Our students are overflowing with talent. Some of these talents come out in their classwork and co-curriculars, but many do not and those are just too good to pass up without enjoying. For that reason, our Experimentory Talent Show has been a highlight of our program two years running. Proctor Kento Yamamoto shares some of his favorite parts of this year’s show.
Experimentory classes are fascinating, but taking a day off isn’t a bad idea either. This Saturday we had “Deerfield Day” which included hiking up to The Rock, walking to Richardson’s Candy Kitchen, climbing Sugarloaf Mountain, visiting the Yankee Candle Store, and more. (Marisa will talk about these more in-depth in her Day 15 blog post – stay tuned.)
But for me, the frosting on the cake was the Experimentory Talent Show on Saturday evening. I had gone into the Concert Hall thinking that the show would be primarily musical acts since that is often the case at DA’s once-a-term talent showcases. But I was wrong! William was our Hula-Hooping Rubik’s cube wizard, Cami was a rap-contortionist, Tysean drew a picture of Max, and several Experimentors shared told cheesy jokes. Of course, we had musical geniuses who performed a wide genre of music – classical, rock, hip-hop, indie, and even some electronic music.

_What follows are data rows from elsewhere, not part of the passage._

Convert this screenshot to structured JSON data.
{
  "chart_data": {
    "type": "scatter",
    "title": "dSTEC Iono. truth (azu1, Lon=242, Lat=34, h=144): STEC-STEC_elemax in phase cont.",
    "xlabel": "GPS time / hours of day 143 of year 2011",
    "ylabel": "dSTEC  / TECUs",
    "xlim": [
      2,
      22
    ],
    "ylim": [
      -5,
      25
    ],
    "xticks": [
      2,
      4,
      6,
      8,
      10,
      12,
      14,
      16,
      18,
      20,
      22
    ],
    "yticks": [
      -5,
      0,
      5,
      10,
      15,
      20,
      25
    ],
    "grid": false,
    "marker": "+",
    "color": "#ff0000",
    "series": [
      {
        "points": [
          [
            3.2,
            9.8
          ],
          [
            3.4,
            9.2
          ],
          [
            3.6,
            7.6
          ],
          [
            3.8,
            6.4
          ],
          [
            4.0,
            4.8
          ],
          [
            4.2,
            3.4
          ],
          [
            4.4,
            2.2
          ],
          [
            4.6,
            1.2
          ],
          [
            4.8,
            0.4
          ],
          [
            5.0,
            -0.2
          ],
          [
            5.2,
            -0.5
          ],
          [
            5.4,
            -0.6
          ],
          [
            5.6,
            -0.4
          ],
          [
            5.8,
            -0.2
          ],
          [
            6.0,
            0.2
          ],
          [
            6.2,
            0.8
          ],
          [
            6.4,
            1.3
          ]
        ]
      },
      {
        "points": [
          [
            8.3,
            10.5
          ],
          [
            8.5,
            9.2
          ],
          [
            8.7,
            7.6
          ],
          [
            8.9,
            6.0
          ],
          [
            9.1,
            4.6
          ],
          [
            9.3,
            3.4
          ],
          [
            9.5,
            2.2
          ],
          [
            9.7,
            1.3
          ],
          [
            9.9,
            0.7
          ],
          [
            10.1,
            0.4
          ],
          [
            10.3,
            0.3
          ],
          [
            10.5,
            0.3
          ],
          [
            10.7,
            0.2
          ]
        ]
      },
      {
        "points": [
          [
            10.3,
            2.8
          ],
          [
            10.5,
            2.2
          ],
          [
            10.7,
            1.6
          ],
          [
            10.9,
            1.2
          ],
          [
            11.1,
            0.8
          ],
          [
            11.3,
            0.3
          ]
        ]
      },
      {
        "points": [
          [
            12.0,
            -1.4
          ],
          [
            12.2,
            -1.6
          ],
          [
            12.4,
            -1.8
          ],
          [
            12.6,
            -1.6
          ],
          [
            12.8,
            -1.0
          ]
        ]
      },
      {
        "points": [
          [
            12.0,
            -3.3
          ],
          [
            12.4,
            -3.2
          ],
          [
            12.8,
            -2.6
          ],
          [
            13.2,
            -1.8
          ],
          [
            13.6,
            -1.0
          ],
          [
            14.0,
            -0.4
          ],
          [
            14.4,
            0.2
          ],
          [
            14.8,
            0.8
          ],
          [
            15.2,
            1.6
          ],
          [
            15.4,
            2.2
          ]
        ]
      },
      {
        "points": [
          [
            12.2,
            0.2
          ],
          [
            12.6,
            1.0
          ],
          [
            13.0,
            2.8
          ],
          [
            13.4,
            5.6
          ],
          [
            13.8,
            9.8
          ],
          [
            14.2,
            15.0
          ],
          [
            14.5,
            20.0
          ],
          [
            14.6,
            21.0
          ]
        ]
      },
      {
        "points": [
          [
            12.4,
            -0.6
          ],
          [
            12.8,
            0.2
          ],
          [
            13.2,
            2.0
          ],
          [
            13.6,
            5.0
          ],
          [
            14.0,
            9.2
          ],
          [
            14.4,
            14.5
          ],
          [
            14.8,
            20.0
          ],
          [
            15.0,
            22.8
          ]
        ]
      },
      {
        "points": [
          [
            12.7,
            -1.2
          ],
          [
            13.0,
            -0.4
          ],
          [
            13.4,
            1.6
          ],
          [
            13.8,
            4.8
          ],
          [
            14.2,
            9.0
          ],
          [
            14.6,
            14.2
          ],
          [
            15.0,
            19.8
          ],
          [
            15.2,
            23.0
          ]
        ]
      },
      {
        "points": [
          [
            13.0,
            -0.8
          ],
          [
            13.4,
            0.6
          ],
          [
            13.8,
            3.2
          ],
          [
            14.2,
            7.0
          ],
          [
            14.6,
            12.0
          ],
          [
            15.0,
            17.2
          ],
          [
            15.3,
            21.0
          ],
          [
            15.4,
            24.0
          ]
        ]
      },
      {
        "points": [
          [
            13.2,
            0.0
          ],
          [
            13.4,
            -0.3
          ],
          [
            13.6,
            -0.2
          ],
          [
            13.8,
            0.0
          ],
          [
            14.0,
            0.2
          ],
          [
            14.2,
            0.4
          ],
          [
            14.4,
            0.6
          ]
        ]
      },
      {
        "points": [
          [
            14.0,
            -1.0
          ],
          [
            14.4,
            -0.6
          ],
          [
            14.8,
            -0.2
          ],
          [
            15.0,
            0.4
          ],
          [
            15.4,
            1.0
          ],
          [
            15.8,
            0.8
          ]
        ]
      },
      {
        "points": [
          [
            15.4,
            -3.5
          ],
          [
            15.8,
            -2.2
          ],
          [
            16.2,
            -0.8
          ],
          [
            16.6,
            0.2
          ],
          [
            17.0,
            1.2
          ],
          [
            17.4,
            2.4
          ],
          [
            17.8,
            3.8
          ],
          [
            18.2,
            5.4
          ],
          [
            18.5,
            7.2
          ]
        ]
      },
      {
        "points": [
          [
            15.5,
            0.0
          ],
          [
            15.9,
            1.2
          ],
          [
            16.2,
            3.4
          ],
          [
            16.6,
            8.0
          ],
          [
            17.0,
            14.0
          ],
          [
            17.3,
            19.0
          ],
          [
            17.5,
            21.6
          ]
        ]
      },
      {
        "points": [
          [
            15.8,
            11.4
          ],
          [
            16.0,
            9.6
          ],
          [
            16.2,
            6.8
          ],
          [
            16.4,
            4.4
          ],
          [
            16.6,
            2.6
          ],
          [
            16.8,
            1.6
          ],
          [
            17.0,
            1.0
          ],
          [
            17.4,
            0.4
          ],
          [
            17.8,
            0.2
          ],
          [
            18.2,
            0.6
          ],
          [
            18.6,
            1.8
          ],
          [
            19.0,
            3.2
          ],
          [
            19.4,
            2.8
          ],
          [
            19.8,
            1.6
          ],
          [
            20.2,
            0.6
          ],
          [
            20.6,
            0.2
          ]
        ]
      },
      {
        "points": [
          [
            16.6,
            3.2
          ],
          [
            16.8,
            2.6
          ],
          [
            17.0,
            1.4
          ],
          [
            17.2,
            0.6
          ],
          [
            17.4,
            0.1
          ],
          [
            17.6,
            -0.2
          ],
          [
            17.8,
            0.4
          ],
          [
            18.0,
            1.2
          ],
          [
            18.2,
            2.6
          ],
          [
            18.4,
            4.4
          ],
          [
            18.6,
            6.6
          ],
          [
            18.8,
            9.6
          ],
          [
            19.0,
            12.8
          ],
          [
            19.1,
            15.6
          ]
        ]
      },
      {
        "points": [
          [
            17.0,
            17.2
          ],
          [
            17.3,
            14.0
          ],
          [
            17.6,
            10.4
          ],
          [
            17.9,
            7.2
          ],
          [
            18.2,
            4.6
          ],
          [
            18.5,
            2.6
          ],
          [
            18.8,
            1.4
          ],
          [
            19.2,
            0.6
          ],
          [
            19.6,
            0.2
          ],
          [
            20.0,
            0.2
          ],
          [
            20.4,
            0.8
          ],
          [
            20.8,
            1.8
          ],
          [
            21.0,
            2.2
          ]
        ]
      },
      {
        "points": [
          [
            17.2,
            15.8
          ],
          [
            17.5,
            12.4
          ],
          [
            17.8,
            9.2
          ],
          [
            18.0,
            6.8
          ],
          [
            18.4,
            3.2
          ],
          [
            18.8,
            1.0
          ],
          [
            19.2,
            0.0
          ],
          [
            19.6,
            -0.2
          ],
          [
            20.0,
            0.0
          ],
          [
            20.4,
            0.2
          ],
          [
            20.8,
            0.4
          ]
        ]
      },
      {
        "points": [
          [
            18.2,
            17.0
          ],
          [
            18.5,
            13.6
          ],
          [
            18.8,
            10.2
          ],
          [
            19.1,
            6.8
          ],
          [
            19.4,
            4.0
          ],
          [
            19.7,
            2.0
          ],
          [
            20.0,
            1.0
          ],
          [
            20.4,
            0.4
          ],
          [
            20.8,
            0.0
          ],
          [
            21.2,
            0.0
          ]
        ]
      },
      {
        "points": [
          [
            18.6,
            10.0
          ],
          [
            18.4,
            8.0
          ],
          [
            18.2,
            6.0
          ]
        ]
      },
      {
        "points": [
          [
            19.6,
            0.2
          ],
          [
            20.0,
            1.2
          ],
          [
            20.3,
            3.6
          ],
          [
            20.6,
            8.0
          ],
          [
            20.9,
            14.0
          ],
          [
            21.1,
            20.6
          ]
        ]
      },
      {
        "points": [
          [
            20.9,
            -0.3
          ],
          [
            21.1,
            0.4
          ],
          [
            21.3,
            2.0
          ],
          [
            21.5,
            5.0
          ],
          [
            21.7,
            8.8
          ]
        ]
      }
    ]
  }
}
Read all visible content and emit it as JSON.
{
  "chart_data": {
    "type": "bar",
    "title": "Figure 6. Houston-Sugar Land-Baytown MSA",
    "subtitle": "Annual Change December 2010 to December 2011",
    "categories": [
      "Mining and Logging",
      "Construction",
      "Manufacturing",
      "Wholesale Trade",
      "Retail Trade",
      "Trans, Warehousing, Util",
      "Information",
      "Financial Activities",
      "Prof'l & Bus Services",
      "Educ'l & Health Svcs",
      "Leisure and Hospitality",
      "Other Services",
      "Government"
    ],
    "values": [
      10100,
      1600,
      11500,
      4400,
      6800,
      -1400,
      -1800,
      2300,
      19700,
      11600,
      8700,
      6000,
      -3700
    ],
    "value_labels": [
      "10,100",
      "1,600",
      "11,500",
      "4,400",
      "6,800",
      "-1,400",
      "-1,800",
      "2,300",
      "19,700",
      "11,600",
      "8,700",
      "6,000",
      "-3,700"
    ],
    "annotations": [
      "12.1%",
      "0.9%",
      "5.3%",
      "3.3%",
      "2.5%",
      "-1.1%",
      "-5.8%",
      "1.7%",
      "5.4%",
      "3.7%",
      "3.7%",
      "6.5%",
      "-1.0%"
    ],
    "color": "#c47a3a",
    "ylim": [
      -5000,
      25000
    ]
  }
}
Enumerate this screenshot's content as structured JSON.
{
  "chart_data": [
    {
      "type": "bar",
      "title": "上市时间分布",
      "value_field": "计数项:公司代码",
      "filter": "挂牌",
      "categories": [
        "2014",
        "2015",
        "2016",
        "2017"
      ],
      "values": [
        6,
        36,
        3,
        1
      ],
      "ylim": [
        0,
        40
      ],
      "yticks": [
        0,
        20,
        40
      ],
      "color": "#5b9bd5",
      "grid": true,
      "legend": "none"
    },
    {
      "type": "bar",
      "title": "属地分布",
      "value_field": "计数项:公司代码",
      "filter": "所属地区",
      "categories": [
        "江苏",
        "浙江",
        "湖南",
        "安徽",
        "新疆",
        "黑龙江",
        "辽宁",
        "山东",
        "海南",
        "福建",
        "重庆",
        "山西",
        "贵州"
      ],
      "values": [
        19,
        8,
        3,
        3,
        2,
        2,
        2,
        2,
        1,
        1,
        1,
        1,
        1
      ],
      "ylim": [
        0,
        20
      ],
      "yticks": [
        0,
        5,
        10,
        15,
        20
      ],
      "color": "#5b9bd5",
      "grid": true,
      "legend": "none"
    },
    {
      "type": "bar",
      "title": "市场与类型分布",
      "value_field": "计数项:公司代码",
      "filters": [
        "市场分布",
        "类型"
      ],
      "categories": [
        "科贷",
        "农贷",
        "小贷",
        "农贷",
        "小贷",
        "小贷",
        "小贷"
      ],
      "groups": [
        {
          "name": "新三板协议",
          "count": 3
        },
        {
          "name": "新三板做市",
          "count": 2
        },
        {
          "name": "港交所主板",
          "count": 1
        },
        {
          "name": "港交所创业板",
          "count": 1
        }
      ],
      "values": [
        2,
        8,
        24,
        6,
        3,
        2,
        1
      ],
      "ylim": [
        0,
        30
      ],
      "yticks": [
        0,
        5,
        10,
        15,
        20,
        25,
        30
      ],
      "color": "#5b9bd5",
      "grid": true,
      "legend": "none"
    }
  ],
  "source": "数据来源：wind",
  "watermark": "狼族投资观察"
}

There were three acts that blew my mind in particular. William – my competitor in Rubik’s Cube speed-solving earlier in the week – solved his Rubik’s Cube yet again, only this time while hula-hooping. Cami rapped Macklemore’s “Can’t Hold Us” while bending and manipulating her body in ways that only the brave would dare.
I enjoyed these two acts because they had combined two talents that were totally unrelated into one beautiful piece of art. This totally fits with the Experimentory’s interdisciplinary educational environment. After thinking of ways to combine subjects such as theater and electronics, it only seems right to do so in the talent show as well.
The third act that had surprised me was the last act of the night: a band! Around eight students took to the stage and performed Vance Joy’s “Riptide.” The band included a piano, an acoustic guitar, vocalists, and percussion instruments including drums, rhythm sticks and tambourines.
|Scott and the Band’s rendition of “Riptide.”|
Their execution of the song was as good as some of the performances that I have seen by Deerfield students – it was unbelievable. Amber, Anne and Aerin harmonized beautifully on their vocals; Scott and Sami were hitting each others’ rhythm sticks on beat; Amethyst and Amelia played piano and guitar with such ease it seemed casual; and Max killed it on the drums. What was the most surprising to me was the level of execution they had achieved given that they only had two or three opportunities to practice with each other before the show. It was amazing – the best and only way to end the show and a great day.